Assessment of Debt Restructuring Operations in Commonwealth Small States

image of Assessment of Debt Restructuring Operations in Commonwealth Small States

An increase in external shocks, international terrorism and natural disasters over the past two decades has led to unsustainable debt burdens in small and vulnerable states, resulting in debt restructuring programmes.

This paper highlights the concerns of Commonwealth small states about their growing debt burden and the emerging challenges to their overall debt sustainability. It pinpoints the factors that lead to debt, the hurdles involved with debt restructuring and the weaknesses involved in debt management. It offers key lessons learned based on the experiences of seven small Commonwealth countries that have restructured their debts: Antigua and Barbuda, Belize, Dominica, Grenada, Jamaica, St Kitts and Nevis, and Seychelles.

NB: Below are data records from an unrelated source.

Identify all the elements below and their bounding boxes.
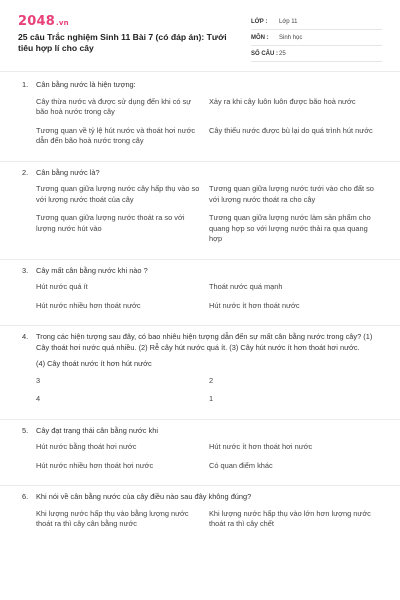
answer-option[interactable]: Cây thiếu nước được bù lại do quá trình hút nước bbox=[209, 125, 373, 135]
question-divider bbox=[0, 485, 400, 486]
question-number: 3. bbox=[22, 265, 29, 275]
answer-options bbox=[36, 442, 382, 479]
question-divider bbox=[0, 161, 400, 162]
answer-option[interactable]: Tương quan giữa lượng nước thoát ra so với lượng nước hút vào bbox=[36, 213, 185, 233]
header-divider bbox=[0, 71, 400, 72]
meta-row-subject bbox=[251, 30, 382, 46]
question-extra-text: (4) Cây thoát nước ít hơn hút nước bbox=[36, 359, 152, 368]
answer-options bbox=[36, 376, 382, 413]
answer-option[interactable]: 2 bbox=[209, 375, 214, 385]
question-text: Trong các hiện tượng sau đây, có bao nhiêu hiện tượng dẫn đến sự mất cân bằng nước trong cây? (1) Cây thoát hơi nước quá nhiều. (2) Rễ cây hút nước quá ít. (3) Cây hút nước ít hơn thoát hơi nước. bbox=[36, 332, 373, 352]
question-number: 6. bbox=[22, 492, 29, 501]
answer-option[interactable]: Có quan điểm khác bbox=[209, 460, 273, 470]
answer-option[interactable]: Tương quan về tỷ lệ hút nước và thoát hơi nước dẫn đến bão hoà nước trong cây bbox=[36, 125, 196, 145]
question-4 bbox=[22, 332, 382, 413]
answer-option[interactable]: Cây thừa nước và được sử dụng đến khi có sự bão hoà nước trong cây bbox=[36, 96, 192, 116]
question-text: Cây đạt trạng thái cân bằng nước khi bbox=[36, 425, 158, 435]
meta-row-count bbox=[251, 46, 382, 62]
document-title: 25 câu Trắc nghiệm Sinh 11 Bài 7 (có đáp án): Tưới tiêu hợp lí cho cây bbox=[18, 32, 227, 53]
question-number: 5. bbox=[22, 425, 29, 435]
question-list bbox=[22, 80, 382, 544]
meta-label: SỐ CÂU : bbox=[251, 50, 278, 57]
answer-option[interactable]: Khi lượng nước hấp thụ vào bằng lượng nước thoát ra thì cây cân bằng nước bbox=[36, 508, 189, 528]
question-1 bbox=[22, 80, 382, 155]
answer-option[interactable]: Tương quan giữa lượng nước tưới vào cho đất so với lượng nước thoát ra cho cây bbox=[209, 184, 374, 204]
question-text: Cân bằng nước là hiện tượng: bbox=[36, 80, 136, 89]
answer-option[interactable]: Hút nước nhiều hơn thoát hơi nước bbox=[36, 460, 154, 470]
question-text: Cây mất cân bằng nước khi nào ? bbox=[36, 265, 148, 275]
logo-main: 2048 bbox=[18, 14, 55, 29]
meta-table bbox=[251, 14, 382, 62]
question-number: 1. bbox=[22, 80, 29, 89]
answer-option[interactable]: 4 bbox=[36, 394, 41, 403]
answer-option[interactable]: Hút nước nhiều hơn thoát nước bbox=[36, 300, 141, 310]
question-text: Khi nói về cân bằng nước của cây điều nào sau đây không đúng? bbox=[36, 492, 252, 501]
answer-option[interactable]: Hút nước quá ít bbox=[36, 282, 88, 291]
question-divider bbox=[0, 325, 400, 326]
answer-option[interactable]: Thoát nước quá mạnh bbox=[209, 282, 283, 291]
answer-option[interactable]: Tương quan giữa lượng nước làm sản phẩm cho quang hợp so với lượng nước thải ra qua quang hợp bbox=[209, 213, 371, 243]
question-6 bbox=[22, 492, 382, 538]
answer-option[interactable]: Xảy ra khi cây luôn luôn được bão hoà nước bbox=[209, 96, 356, 106]
answer-option[interactable]: Hút nước bằng thoát hơi nước bbox=[36, 442, 137, 451]
answer-option[interactable]: Hút nước ít hơn thoát nước bbox=[209, 300, 300, 310]
question-text: Cân bằng nước là? bbox=[36, 167, 100, 177]
question-divider bbox=[0, 419, 400, 420]
meta-value: 25 bbox=[279, 50, 286, 57]
site-logo[interactable] bbox=[18, 14, 69, 29]
header bbox=[18, 14, 382, 62]
logo-suffix: .vn bbox=[55, 19, 69, 27]
question-number: 4. bbox=[22, 332, 29, 341]
answer-options bbox=[36, 97, 382, 155]
meta-value: Lớp 11 bbox=[279, 18, 298, 25]
question-2 bbox=[22, 168, 382, 253]
answer-option[interactable]: 1 bbox=[209, 394, 214, 403]
answer-option[interactable]: Khi lượng nước hấp thụ vào lớn hơn lượng nước thoát ra thì cây chết bbox=[209, 508, 371, 528]
answer-option[interactable]: 3 bbox=[36, 375, 41, 385]
meta-label: LỚP : bbox=[251, 18, 268, 25]
meta-value: Sinh học bbox=[279, 34, 303, 41]
answer-option[interactable]: Tương quan giữa lượng nước cây hấp thụ vào so với lượng nước thoát của cây bbox=[36, 184, 200, 204]
question-5 bbox=[22, 426, 382, 480]
meta-label: MÔN : bbox=[251, 34, 269, 41]
question-divider bbox=[0, 259, 400, 260]
answer-options bbox=[36, 509, 382, 538]
answer-option[interactable]: Hút nước ít hơn thoát hơi nước bbox=[209, 442, 313, 451]
question-3 bbox=[22, 266, 382, 320]
answer-options bbox=[36, 282, 382, 319]
answer-options bbox=[36, 184, 382, 253]
meta-row-class bbox=[251, 14, 382, 30]
question-number: 2. bbox=[22, 167, 29, 177]
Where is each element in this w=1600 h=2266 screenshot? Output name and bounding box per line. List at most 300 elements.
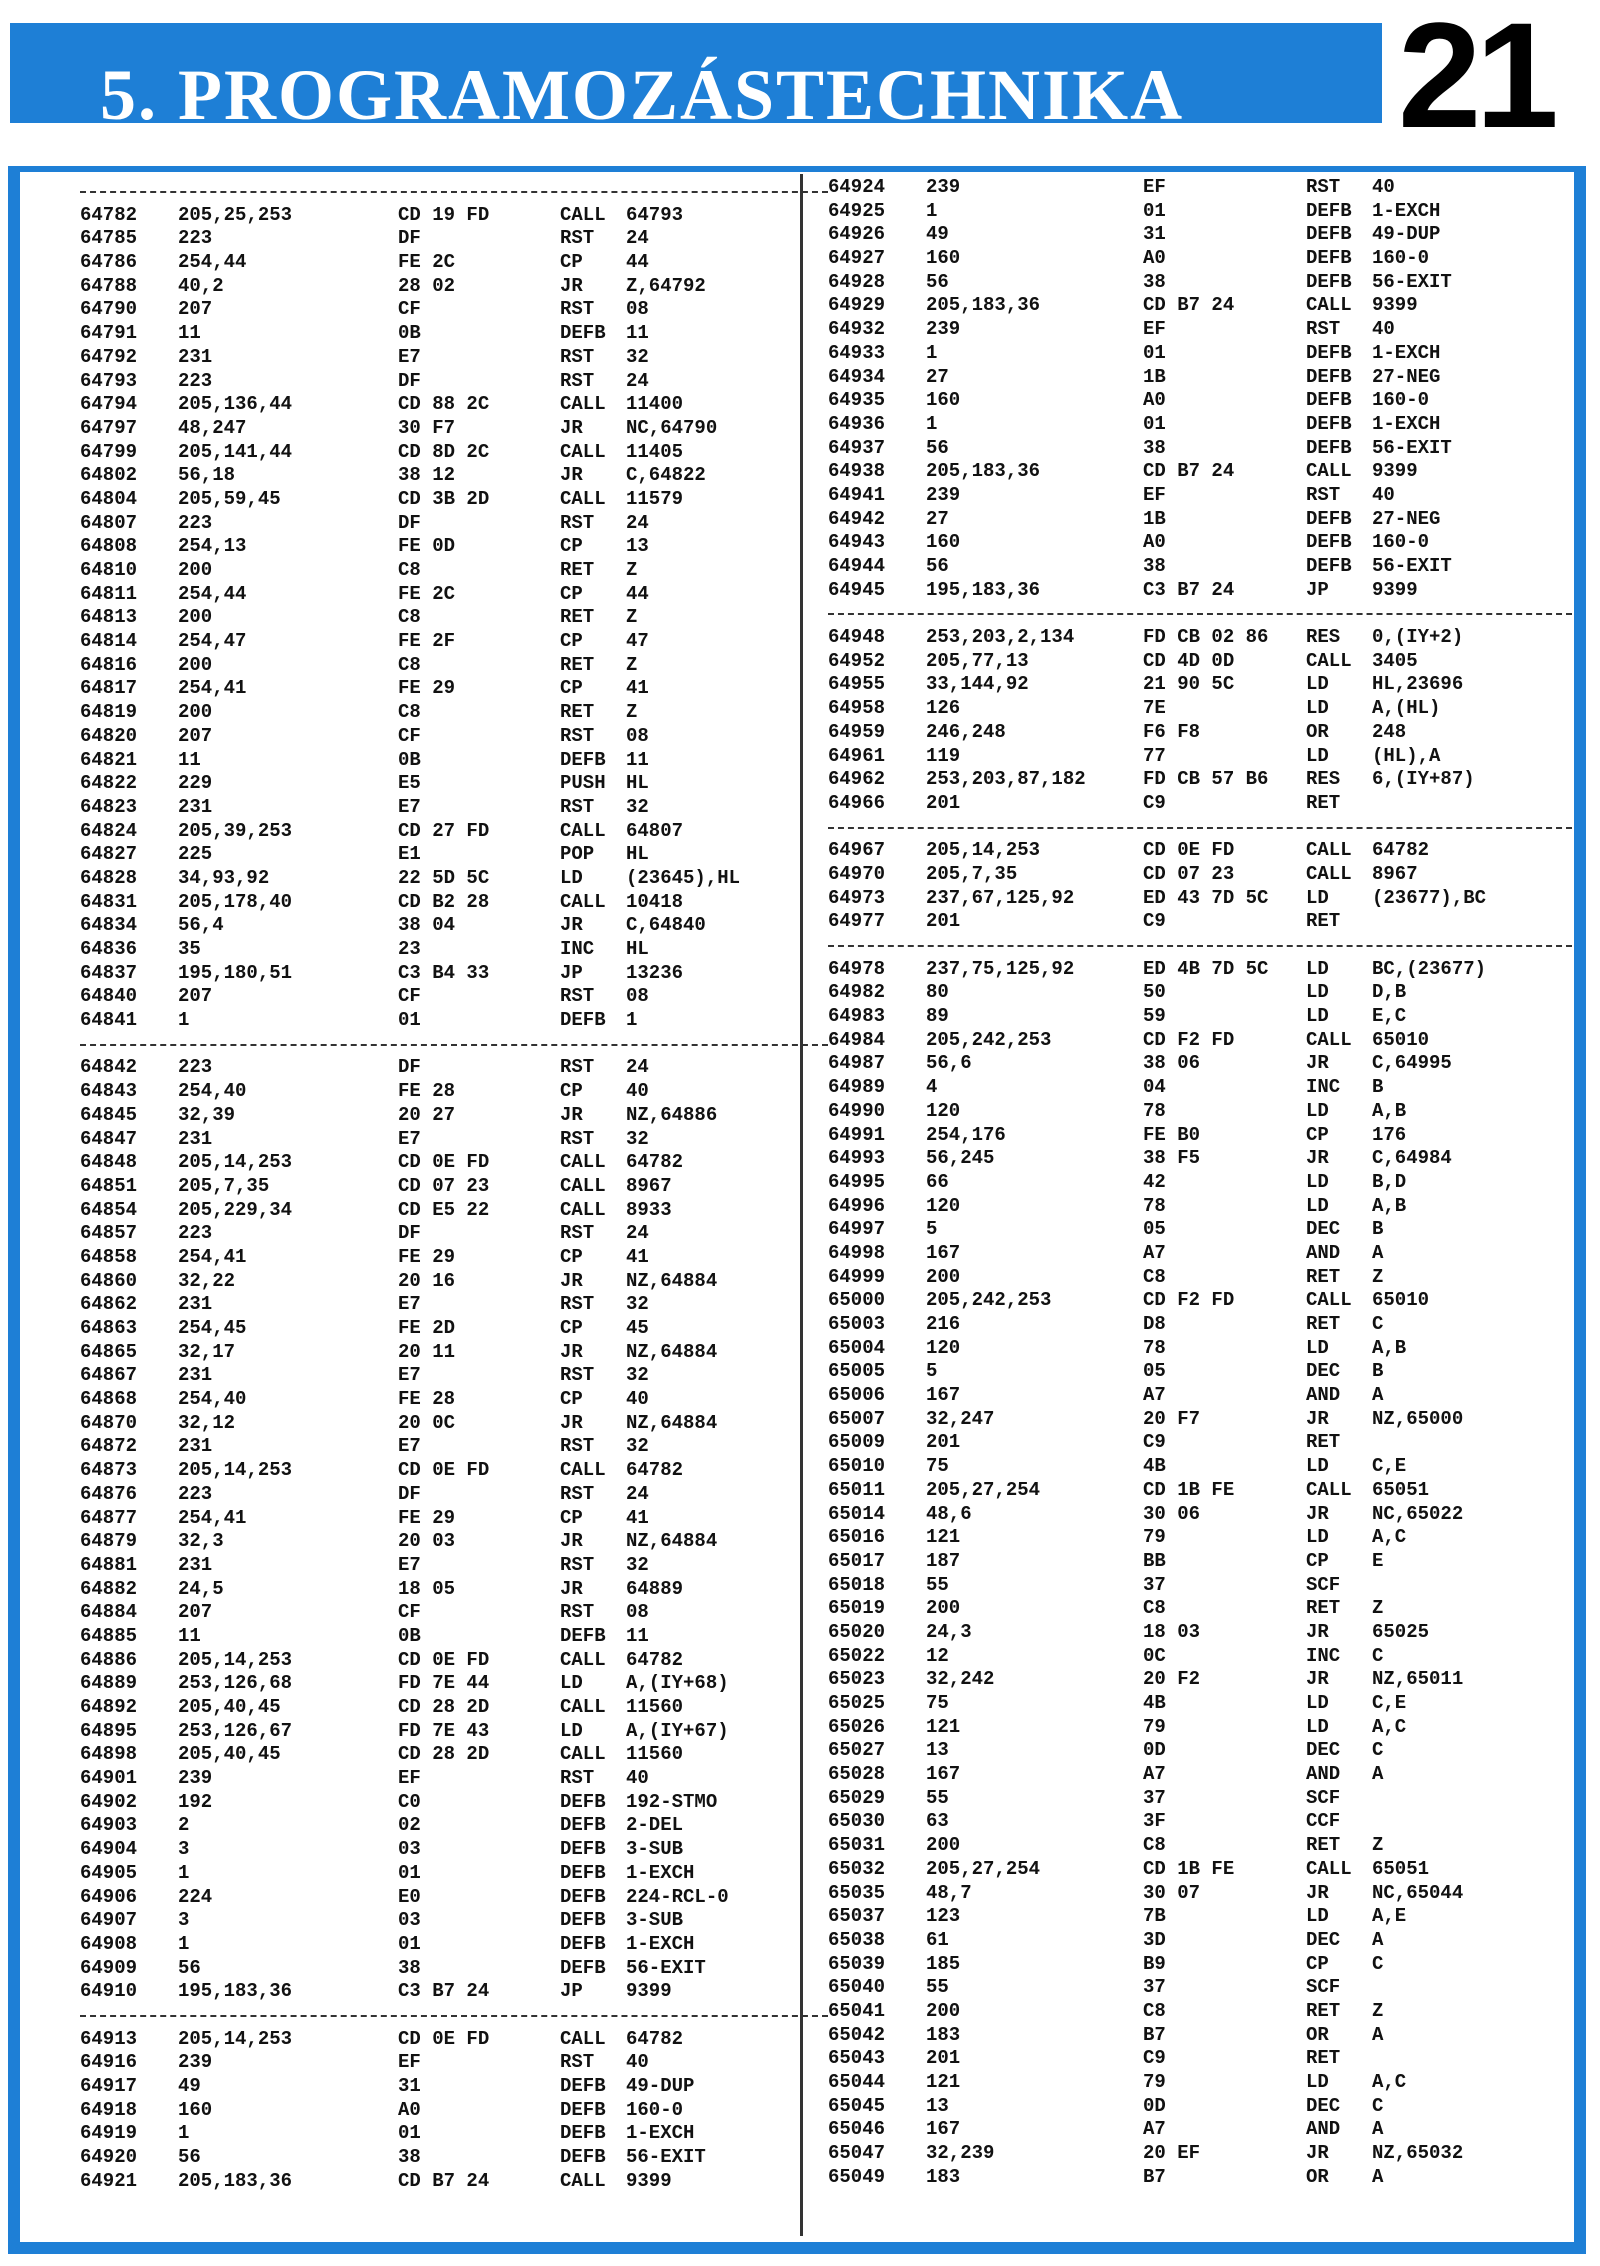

Factors Leading to Debt Restructuring Operations in the Commonwealth-7

Debt restructuring operations in the Commonwealth-7 over the period 2010–2013 were the culmination of chronically high and rising public debt and unsustainable debt burdens, which were the result, in turn, of weak and deteriorating external and financial positions and a marked downturn in economic activity for most of the decade. External shocks have been a principal factor in the deteriorating external and fiscal imbalances over the period, but so too have the macroeconomic policies pursued by many governments within the Commonwealth-7. Exacerbating these factors have been country-specific shocks, such as banking collapses, and risky structures in some debt portfolios, both of which have contributed to the worsening situation in these countries.